A mild, general purpose organic fertilizer during active growth once a month will help keep plants healthy and thriving. While plants are not actively growing during cooler temperatures, fertilizer is not necessary. 

Pruning

Over time, plants will begin to lose leaves near the base of each “string.” To refill the pot and encourage fuller growth, loop longer stems around back over soil to encourage new root growth. Alternatively, longer growth can be pruned off and planted in soil. 

Potting and Repotting

Cacti and succulents require excellent drainage. Using a terra cotta pot is preferred, too, for additional breathability. Glazed and plastic pots are lightweight and easy to ship plants, but they retain excessive moisture and don't allow for air flow, increasing the risk of overwatering these succulents.

Due to their long, trailing growth, string of dolphins put most of their energy into expanding their stems and develop relatively weak root systems. That means they don't need very large containers to grow in, and you won't need to repot them very often.

Pests and Problems

String of dolphins are prone to a few pests such as mealybugs, as well as root rot. Get rid of pests with neem oil or insecticidal soap applied according to label instructions. Avoid overwatering plants to decrease likelihood of root rot. If root rot does occur, cut off all healthy growth and throw away root ball and soil. Replant cuttings in a fresh, well-draining soil mix in a clean pot.

How to Propagate String of Dolphins

As mentioned above, propagating string of dolphins is easy and can be achieved by allowing stems to grow over soil or taking cuttings. Cuttings should be no longer than about six inches and upwards of one half of the stem can be covered with soil to allow for new roots to grow. In some instances, new roots will begin to grow from the trailing stems. These sections are excellent for propagation because roots have already formed and will readily root into the soil.

Companion Plants

String of dolphins do well when planted with other succulents and cacti. Because they will flow over the side of a pot, they make good companions with more upright plants.

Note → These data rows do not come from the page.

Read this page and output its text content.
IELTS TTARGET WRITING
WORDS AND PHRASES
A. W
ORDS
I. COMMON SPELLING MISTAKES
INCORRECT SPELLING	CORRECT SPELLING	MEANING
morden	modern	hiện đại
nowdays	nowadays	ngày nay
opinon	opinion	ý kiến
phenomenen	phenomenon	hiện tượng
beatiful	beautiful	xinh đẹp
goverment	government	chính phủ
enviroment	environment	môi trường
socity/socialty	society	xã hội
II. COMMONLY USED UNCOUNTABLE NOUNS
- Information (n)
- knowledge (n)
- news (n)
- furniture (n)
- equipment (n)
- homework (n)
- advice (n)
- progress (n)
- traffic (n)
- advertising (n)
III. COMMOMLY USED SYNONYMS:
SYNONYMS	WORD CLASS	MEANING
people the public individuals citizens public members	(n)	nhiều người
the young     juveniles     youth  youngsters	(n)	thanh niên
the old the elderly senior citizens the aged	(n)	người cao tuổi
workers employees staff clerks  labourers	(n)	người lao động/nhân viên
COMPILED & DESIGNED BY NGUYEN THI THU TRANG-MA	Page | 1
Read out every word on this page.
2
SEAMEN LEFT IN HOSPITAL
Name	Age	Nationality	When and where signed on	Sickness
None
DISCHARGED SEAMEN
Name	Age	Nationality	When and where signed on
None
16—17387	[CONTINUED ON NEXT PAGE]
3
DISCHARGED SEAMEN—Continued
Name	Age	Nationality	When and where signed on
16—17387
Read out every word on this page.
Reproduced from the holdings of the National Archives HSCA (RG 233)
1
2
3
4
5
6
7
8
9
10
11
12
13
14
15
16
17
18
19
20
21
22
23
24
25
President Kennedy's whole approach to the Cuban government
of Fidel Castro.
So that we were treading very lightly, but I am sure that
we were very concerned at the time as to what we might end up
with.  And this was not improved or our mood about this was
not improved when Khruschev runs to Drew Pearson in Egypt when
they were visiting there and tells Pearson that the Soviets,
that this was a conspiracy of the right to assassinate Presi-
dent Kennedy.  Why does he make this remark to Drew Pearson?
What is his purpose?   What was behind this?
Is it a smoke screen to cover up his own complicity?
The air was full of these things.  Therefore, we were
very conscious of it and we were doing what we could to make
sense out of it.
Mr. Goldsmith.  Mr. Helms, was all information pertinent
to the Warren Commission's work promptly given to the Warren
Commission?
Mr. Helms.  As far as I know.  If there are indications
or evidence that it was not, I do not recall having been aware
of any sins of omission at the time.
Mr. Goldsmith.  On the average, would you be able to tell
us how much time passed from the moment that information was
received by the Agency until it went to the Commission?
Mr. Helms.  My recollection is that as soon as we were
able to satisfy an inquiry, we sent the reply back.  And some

Frequently Asked Questions

  • Can string of dolphins be grown from seed?

    While it's possible to grow these and other “string of” succulents from seeds, the resulting plants may not look exactly like their parents. Cuttings will retain the leaf shape that gives these plants their name.

  • Will string of dolphins root in water?

    Yes, you can place cut stems into a glass of water (filtered or distilled water is better than tap) and they will develop roots. Make sure to change the water every few days. Once roots are a couple inches long, plant your cuttings into moist potting soil.